Ms Hunter can do all the scrutinising she wants. Till there’s a real solution, it’s a waste of time and money.

That said; there is a solution – that being that men and women take an equitable role in off-work childcare. Dare I suggest that (for all kinds of reasons) many women may not be so keen on relinquishing that role?

miz miz 10:19 pm 27 Feb 10

There are DEFINITELY inequities in my (fed PS) department – not all gender related, though some are, ie, admin jobs are mainly women and once in an admin position it is very hard to be taken seriously even if you subsequently gain qualifications. (There is also a MAJOR inequity to do with the way legal officers jump increments every year if they have a ‘positive’ performance review, whereas policy officers who are doing the same work have to actually ‘win’ their promotion via a recruitment round (and there have not been many of those lately).

And if I can just point out this article, which many of you seem to have not recalled?

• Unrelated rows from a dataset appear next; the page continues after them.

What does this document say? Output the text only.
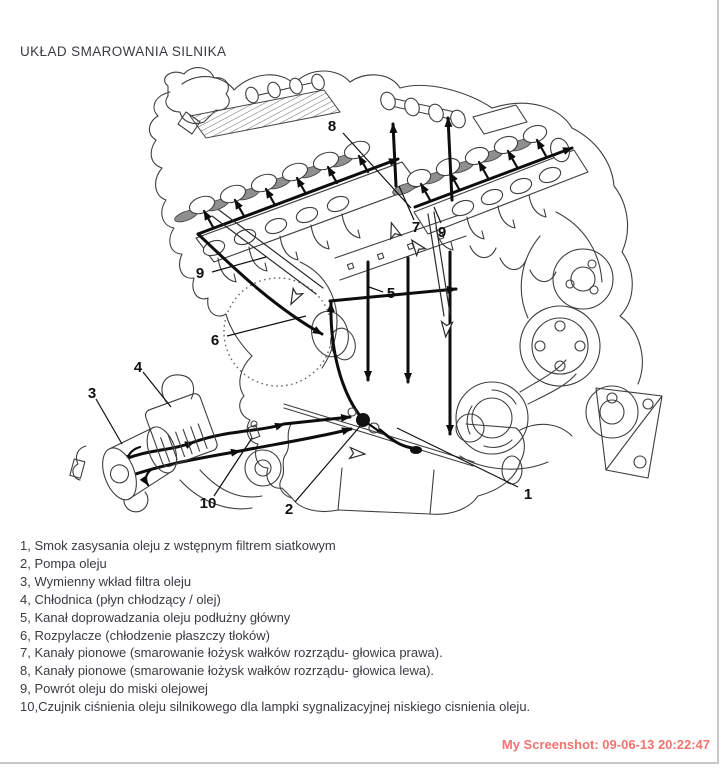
UKŁAD SMAROWANIA SILNIKA
8
7 9
9
5
6
4
3
10	2
1
1, Smok zasysania oleju z wstępnym filtrem siatkowym
2, Pompa oleju
3, Wymienny wkład filtra oleju
4, Chłodnica (płyn chłodzący / olej)
5, Kanał doprowadzania oleju podłużny główny
6, Rozpylacze (chłodzenie płaszczy tłoków)
7, Kanały pionowe (smarowanie łożysk wałków rozrządu- głowica prawa).
8, Kanały pionowe (smarowanie łożysk wałków rozrządu- głowica lewa).
9, Powrót oleju do miski olejowej
10,Czujnik ciśnienia oleju silnikowego dla lampki sygnalizacyjnej niskiego cisnienia oleju.
My Screenshot: 09-06-13 20:22:47
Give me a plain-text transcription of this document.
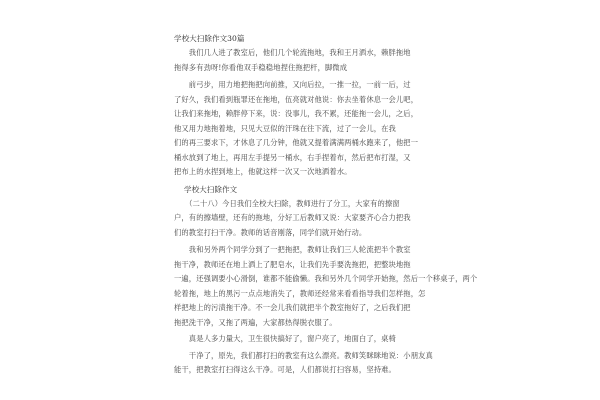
学校大扫除作文30篇

　　我们几人进了教室后，他们几个轮流拖地，我和王月洒水，赖胖拖地
拖得多有劲呀!你看他双手稳稳地捏住拖把杆，脚微成
　　前弓步，用力地把拖把向前推，又向后拉，一推一拉，一前一后，过
了好久，我们看到瓶罪还在拖地，伍亮就对他说：你去坐着休息一会儿吧，
让我们来拖地，赖胖停下来，说：没事儿，我不累，还能拖一会儿，之后，
他又用力地拖着地，只见大豆似的汗珠在往下流，过了一会儿，在我
们的再三要求下，才休息了几分钟，他就又提着满满两桶水跑来了，他把一
桶水放到了地上，再用左手提另一桶水，右手捏着布，然后把布打湿，又
把布上的水捏到地上，他就这样一次又一次地洒着水。

学校大扫除作文

　　（二十八）今日我们全校大扫除，教师进行了分工，大家有的擦窗
户，有的擦墙壁，还有的拖地，分好工后教师又说：大家要齐心合力把我
们的教室打扫干净。教师的话音刚落，同学们就开始行动。
　　我和另外两个同学分到了一把拖把，教师让我们三人轮流把半个教室
拖干净，教师还在地上洒上了肥皂水，让我们先手要洗拖把，把整块地拖
一遍，还强调要小心滑倒，谁都不能偷懒。我和另外几个同学开始拖，然后一个移桌子，两个
轮着拖，地上的黑污一点点地消失了，教师还经常来看看指导我们怎样拖，怎
样把地上的污渍拖干净。不一会儿我们就把半个教室拖好了，之后我们把
拖把洗干净，又拖了两遍，大家都热得脱衣服了。
　　真是人多力量大，卫生很快搞好了，窗户亮了，地面白了，桌椅
　　干净了，原先，我们都打扫的教室有这么漂亮。教师笑眯眯地说：小朋友真
能干，把教室打扫得这么干净。可是，人们都说打扫容易，坚持难。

http://www.canberratimes.com.au/news/local/news/general/time-out-for-babies-a-career-killer/1248732.aspx

So Ms Hunter is definitely onto something and it’s too simplistic to say it’s all about taking mat leave. Essentially, as long as the employment ‘ideal’ is a male worker – either single, or with a partner who does most of childcare/household responsibilities – women don’t stand a chance. What we really need is a re-think about what differing models would work for males and females, and whether the public service should perhaps be a better example of diverse employment models.

JC JC 9:11 pm 27 Feb 10

Sepi not quite right with the bit having to work for 12 months to get an increment. About 10 years ago that might have been the case, but with the introduction of performance management in the APS this changed. The two departments I have worked for have both had rules that all increments occur on 1st July and to be considered for an increment you had to have been doing that job for 3 months. So if I got promoted to position on 31st March I would be entitled to an increment, provided performance has been meet, but if I got promoted on 1st April I wouldn’t be entitled.

Now getting back to this bullshit, being away from work for what ever reason is a choice and all choices have a consequence. If I as a male choose to take leave without pay for 1 year to look after a new born I would have no expectation that on return that I would get an increment and clearly I would be behind my colleagues who stayed working. This is not an inequity that needs to be rectified, it was my choice.

vg vg 8:52 pm 27 Feb 10

I met Hunter once and thought she was an idiot, but maybe that was just a first impression.